The California Association of Realtors reported the other day that a big chunk of potential home buyers in the state are being shut out. The culprit? Rising home prices and rising mortgage interest rates.
During the first quarter of 2013, C.A.R. reports that the statewide median home price was $350,490. In the second quarter, it had risen to $415,770. Ouch!
The minimum income required to purchase a home at this price “soared” from $66,800 in the 1st quarter to $79, 910 in the 2nd quarter. Ouch! Ouch!
Wealthy coastal communities are driving this rise. Only 17% could afford to buy a home in San Francisco and San Mateo Counties, 23% in Orange County( South of Los Angeles).
Richard Green is Director of USC’s Lusk Center for Real Estate. He says the decline in affordability is just the latest indication of wage stagnation. “People are not making more money, except at the high end. This gets at the broader problem, which is not a housing problem. It seems to me the problem is much more of an income one.”

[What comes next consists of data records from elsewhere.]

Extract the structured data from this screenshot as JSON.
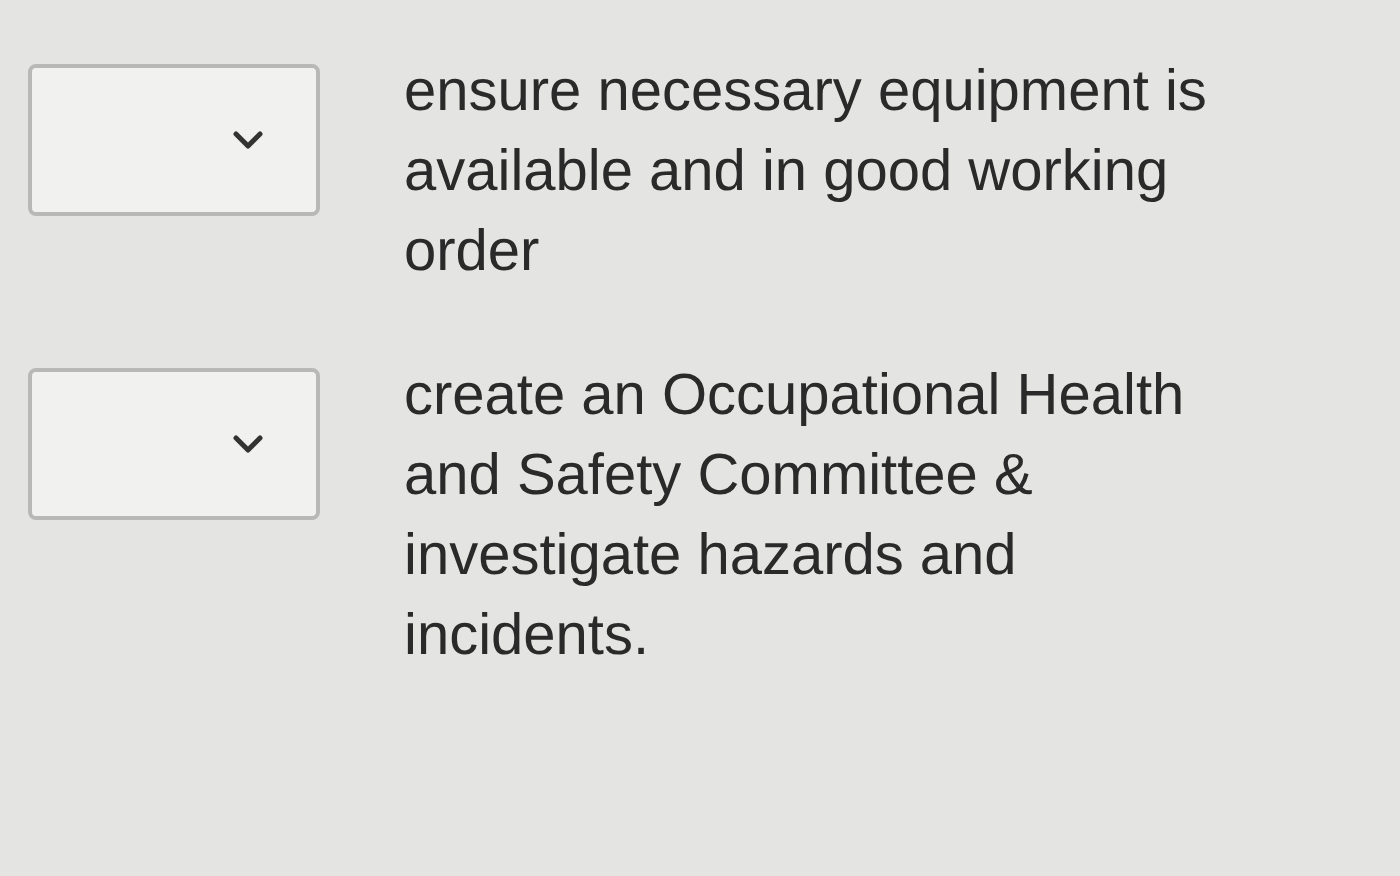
{
  "items": [
    {
      "answer_select": {
        "expanded": false
      },
      "text": "ensure necessary equipment is available and in good working order"
    },
    {
      "answer_select": {
        "expanded": false
      },
      "text": "create an Occupational Health and Safety Committee & investigate hazards and incidents."
    }
  ]
}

Everyone in the real estate industry knows that the lack of inventory has been a huge issue as well. Realtor.com reported that nationwide inventory dropped over 5% from July 2012 to July 2013. But, in my state, California, the biggest inventory increase in the nation was 26% in Riverside and San Bernardino Counties – areas that were hit very hard as the housing market tumbled. This is good news for folks in those counties.

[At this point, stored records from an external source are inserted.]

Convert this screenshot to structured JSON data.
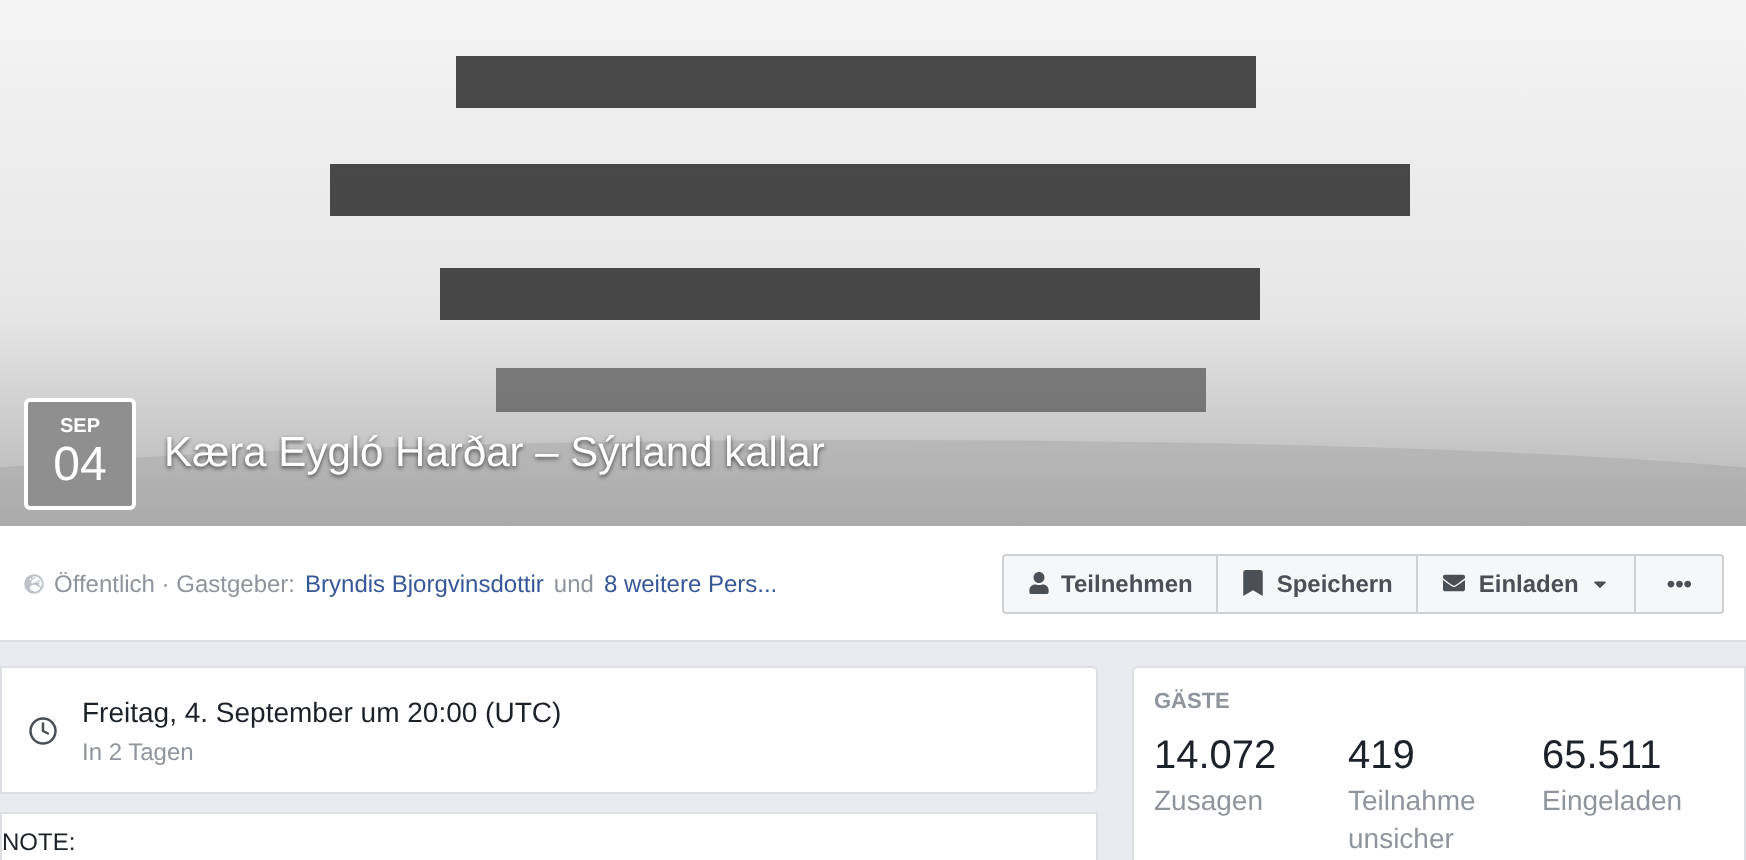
{
  "event": {
    "month": "SEP",
    "day": "04",
    "title": "Kæra Eygló Harðar – Sýrland kallar"
  },
  "info": {
    "privacy": "Öffentlich · Gastgeber:",
    "host": "Bryndis Bjorgvinsdottir",
    "joiner": "und",
    "others": "8 weitere Pers..."
  },
  "actions": [
    {
      "kind": "join",
      "label": "Teilnehmen"
    },
    {
      "kind": "save",
      "label": "Speichern"
    },
    {
      "kind": "invite",
      "label": "Einladen"
    },
    {
      "kind": "more",
      "label": "•••"
    }
  ],
  "time": {
    "date": "Freitag, 4. September um 20:00 (UTC)",
    "relative": "In 2 Tagen"
  },
  "note": {
    "heading": "NOTE:"
  },
  "guests": {
    "heading": "GÄSTE",
    "stats": [
      {
        "value": "14.072",
        "label": "Zusagen"
      },
      {
        "value": "419",
        "label": "Teilnahme unsicher"
      },
      {
        "value": "65.511",
        "label": "Eingeladen"
      }
    ]
  }
}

These statistics, along with reported drops in mortgage refiancing, will leave a certain number of otherwise “qualified” buyers on the outside looking in. These folks may not have enough cash for a 20% downpayment, or sterling credit histories and scores to get the most favorable mortgage rate from a lender. Or, maybe they really can’t afford the home of their choice given their income level. But the marketplace always finds a way to fill a void, so that some of these folks can in fact buy a home. How? Seller carryback.
Several years ago, as the housing market spiraled downward, people who owned a property they wanted to sell would offer a seller carryback. Their motivation was “to sell the property”, and as a result, they found buyers who had little or no cash for a downpayment and poor credit. The seller would agree to terms totally favorable to that buyer – little downpayment, no credit check, low interest rate, interest only payments, balloon payment in 3-5 years. At best, a high risk transaction. At worst, a disaster and foreclosure waiting to happen. But, the seller “sold his property.”
Today’s sellers have learned from these mistakes. Working with an otherwise “qualified” buyer, the parties can agree on price and terms that protect both of them, and make for a sound transaction. If not a 20% downpayment, maybe 10%. If not a 5% interest rate, maybe an 8% to recognize the risk being absorbed by the seller. An amortized loan, not interest only payments. Maybe “stepped up payments”. A third party servicing agent to monitor payments. A credit check by the seller upfront so he knows what he is working with. Perhaps a conversation about the buyer’s desire to refinance a few years into the transaction, strengthening his credit posture and paying off the seller early. Or, the seller who wants to cash out, can go into the market place and sell his note to a reputable notebuyer. A well constructed transaction should find a willing buyer easily enough.
Not every seller is a candidate to offer a seller carryback. Not every property sales situation calls for a seller carryback as the solution. It’s an option. And where appropriate, the parties can play a small role in helping the housing market get back on a solid footing.